Farmers market legislation: Growing pains

By Jessica Cejnar, The Triplicate June 14, 2014 03:28 pm

An Ocean Air Farms booth sells produce at the Crescent City Farmers Market on June 7. Del Norte Triplicate / Bryant Anderson
 The Crescent City Farmers Market continues to boom with 60 vendors expected on Saturday. Meanwhile, Gasquet and Klamath farmers markets kick off on Sunday.

But a new Assembly bill making its way through the California Senate may limit the variety of produce Del Norte County’s markets are able to offer. 

If passed, AB 1871 will require agricultural vendors at certified farmers markets to display signage that states the vendor only sells product they have grown or raised on California land that they control. Agricultural vendors will also be required to display a sign with the name of the farm or ranch and the county where their product was grown or raised.

The bill would also increase the daily stall fee that the California Department of Food and Agriculture charges certified farmers markets for each vendor from the current rate of 60 cents to $2. This would be used for state and county enforcement efforts. 

Sacramento Assemblyman Roger Dickinson introduced the bill in February in response to problems with fraud at more than two dozen Los Angeles area farmers markets.

A staffer in Dickinson’s office confirmed that if AB 1871 passes, out-of-state farmers selling fresh produce and flowers will no longer be allowed at certified farmers markets in California. It would not affect farmers and artisans selling other products, she said.

However, Ron Phillips, manager of the Crescent City Farmers Market, said if the bill passes it would prevent him from offering produce from Southern Oregon. 

If passed, legislation moving through the California Assembly would prevent out-of-state farm products from being sold at the Crescent City Farmers Market if it retains its status as a certified market. Del Norte Triplicate / Bryant Anderson

In addition to selling Del Norte County produce, the local farmers market offers corn, tomatoes and peaches grown in Kerby, just north of Cave Junction. The market has also offered mushrooms from Bossi’s Mushroom Farms in Gold Beach. If AB 1871 passes, Phillips worries that the Crescent City Farmers Market will shrink.

“That would leave us back down with Ocean Air Farms, and hopefully this new (farm), Yung Lake, will do well enough they will continue to come to the market,” he said, referring to a new vendor based on Lower Lake Road. “We’re trying to build a market and get people to eat healthy and those kinds of things. For us up here on the border (AB 1871) could be a real problem.”

Currently, Del Norte County farmers who want to sell at the Crescent City market receive a certificate from Agricultural Commissioner Jim Buckles listing the items they want to sell, Phillips said. Growers from other California counties receive similar permits from their local agriculture departments. If those farms want to sell new products, Phillips said, he makes sure they get in touch with the agricultural commissioner to get those items listed on their certificate.
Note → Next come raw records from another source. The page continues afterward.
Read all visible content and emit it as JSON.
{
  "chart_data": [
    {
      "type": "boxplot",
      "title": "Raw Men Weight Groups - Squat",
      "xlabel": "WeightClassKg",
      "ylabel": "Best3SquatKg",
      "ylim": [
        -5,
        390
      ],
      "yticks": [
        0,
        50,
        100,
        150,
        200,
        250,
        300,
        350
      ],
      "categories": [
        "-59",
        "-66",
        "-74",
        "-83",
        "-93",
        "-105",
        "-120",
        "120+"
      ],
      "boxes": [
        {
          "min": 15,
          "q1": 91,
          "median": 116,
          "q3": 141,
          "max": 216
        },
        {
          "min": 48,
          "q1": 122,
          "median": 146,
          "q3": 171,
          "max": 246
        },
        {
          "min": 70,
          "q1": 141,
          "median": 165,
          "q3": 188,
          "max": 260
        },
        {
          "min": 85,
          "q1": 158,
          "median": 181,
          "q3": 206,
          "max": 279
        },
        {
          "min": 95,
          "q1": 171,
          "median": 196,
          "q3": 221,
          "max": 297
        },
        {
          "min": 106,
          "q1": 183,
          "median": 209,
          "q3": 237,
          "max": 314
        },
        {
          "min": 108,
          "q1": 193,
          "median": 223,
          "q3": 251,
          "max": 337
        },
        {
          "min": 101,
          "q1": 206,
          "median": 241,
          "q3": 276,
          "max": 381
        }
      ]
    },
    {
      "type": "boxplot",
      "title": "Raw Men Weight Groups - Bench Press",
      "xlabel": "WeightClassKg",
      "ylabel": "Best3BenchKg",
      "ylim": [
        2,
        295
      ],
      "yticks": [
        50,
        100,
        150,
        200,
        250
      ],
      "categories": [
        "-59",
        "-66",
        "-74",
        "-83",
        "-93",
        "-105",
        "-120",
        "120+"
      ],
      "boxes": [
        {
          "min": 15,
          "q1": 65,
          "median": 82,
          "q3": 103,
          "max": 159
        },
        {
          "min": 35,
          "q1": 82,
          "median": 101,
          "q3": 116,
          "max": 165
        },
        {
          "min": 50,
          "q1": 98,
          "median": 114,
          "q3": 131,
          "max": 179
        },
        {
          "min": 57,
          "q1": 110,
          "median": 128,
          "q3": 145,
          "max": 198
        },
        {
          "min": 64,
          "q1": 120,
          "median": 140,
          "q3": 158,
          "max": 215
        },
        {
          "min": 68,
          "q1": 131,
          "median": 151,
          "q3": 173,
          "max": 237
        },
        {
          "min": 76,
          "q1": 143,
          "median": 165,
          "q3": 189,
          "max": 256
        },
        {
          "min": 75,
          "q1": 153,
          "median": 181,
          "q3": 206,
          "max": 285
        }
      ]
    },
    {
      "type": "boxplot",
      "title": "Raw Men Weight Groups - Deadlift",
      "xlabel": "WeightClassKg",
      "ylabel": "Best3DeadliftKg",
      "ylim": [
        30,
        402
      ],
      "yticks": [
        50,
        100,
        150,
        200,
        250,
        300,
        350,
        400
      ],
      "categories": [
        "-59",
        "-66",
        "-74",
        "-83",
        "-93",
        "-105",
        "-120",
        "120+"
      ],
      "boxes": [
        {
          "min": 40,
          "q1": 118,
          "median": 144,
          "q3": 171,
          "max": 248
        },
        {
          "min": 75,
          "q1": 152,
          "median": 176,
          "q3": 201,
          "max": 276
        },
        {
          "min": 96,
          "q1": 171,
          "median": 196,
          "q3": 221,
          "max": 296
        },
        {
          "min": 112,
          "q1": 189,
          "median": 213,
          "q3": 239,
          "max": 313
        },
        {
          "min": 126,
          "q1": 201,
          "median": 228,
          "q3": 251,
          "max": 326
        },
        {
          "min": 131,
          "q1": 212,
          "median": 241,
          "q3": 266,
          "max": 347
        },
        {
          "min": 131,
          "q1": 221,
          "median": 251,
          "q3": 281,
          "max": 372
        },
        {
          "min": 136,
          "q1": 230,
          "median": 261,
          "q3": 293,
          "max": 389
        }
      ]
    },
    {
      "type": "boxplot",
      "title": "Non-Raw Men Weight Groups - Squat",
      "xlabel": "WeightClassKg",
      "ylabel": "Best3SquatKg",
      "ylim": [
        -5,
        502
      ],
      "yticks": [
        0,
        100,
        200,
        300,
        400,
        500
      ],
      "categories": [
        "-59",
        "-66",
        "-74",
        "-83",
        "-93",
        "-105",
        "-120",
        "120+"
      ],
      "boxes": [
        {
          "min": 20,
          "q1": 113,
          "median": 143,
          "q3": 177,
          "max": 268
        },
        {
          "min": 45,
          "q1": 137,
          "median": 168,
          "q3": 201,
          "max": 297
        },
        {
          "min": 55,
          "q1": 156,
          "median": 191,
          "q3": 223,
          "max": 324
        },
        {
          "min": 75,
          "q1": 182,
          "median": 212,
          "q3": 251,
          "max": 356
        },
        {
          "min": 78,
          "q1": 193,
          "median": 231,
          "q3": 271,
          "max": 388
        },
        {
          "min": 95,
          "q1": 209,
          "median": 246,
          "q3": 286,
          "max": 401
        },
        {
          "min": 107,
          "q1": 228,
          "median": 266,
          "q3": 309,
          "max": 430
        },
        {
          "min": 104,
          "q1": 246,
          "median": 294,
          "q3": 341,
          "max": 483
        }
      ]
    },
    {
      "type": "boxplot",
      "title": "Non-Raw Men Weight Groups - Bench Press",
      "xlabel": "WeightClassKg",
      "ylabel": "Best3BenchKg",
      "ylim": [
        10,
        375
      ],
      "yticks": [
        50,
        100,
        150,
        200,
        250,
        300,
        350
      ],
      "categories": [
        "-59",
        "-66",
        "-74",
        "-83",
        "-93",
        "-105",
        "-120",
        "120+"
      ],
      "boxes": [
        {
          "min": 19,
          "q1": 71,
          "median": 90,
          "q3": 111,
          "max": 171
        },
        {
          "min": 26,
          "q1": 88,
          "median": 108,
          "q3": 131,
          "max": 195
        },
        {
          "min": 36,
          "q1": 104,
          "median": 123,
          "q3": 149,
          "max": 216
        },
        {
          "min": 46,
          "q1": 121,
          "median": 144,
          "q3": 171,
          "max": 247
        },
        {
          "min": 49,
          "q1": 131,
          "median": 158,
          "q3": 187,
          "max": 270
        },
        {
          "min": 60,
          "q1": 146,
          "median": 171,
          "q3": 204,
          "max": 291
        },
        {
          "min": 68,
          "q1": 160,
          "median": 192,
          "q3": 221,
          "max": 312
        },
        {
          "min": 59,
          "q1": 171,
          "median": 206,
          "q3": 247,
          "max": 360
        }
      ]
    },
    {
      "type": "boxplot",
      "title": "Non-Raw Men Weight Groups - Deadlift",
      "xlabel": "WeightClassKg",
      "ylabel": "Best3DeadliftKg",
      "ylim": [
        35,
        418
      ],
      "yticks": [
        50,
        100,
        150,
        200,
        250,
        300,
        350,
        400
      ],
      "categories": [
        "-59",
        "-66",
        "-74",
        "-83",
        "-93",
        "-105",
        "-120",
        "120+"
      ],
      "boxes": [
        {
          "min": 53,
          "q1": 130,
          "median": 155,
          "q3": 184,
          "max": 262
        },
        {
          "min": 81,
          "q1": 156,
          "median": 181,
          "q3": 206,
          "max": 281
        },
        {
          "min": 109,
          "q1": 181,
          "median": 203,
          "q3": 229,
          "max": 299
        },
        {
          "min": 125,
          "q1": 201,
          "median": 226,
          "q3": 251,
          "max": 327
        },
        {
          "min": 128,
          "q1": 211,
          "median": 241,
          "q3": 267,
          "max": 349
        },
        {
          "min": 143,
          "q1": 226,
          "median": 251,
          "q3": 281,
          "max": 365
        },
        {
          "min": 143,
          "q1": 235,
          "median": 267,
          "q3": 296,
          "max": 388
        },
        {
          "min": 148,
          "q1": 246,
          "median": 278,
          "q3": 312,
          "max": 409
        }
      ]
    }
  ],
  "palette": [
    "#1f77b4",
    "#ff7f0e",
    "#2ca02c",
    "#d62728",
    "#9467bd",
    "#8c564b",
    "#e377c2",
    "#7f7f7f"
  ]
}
For the Oregon growers that sell at the market, Phillips tries to maintain the same level of scrutiny as the Del Norte producers, he said.

“I visit all of my farms once I know what they’re growing,” he said. “I know what they can sell and what they can’t sell.”

Phillips said he also worries about having to increase the fees his vendors pay to have a stall at the market. These fees would apply to anyone who wants to have a stall at the market, he said, including local artists. 

The extra revenue would be used to make sure farmers are only selling produce and products they themselves have grown, raised or crafted, but Phillips said that task should fall to individual market managers. He said he takes the job a step further and requires that anyone selling any arts and crafts be the actual person who created the items they are selling.

When he took his concerns to the Certified Farmers Market Advisory Committee, Phillips said he was told that if AB 1871 passes, he could sell Oregon produce as an uncertified farmers market. But, he said, one of the benefits of being a certified farmers market is that market goers know they are buying their products directly from the folks who grew, raised or created them.

“There are 800-something certified farmers markets in California. Why wouldn’t we want to be a part of that?” Phillips said.

Phillips added that he’s communicating with Del Norte County’s Assemblyman, Wes Chesbro (D-Arcata), about how this bill would affect the local market.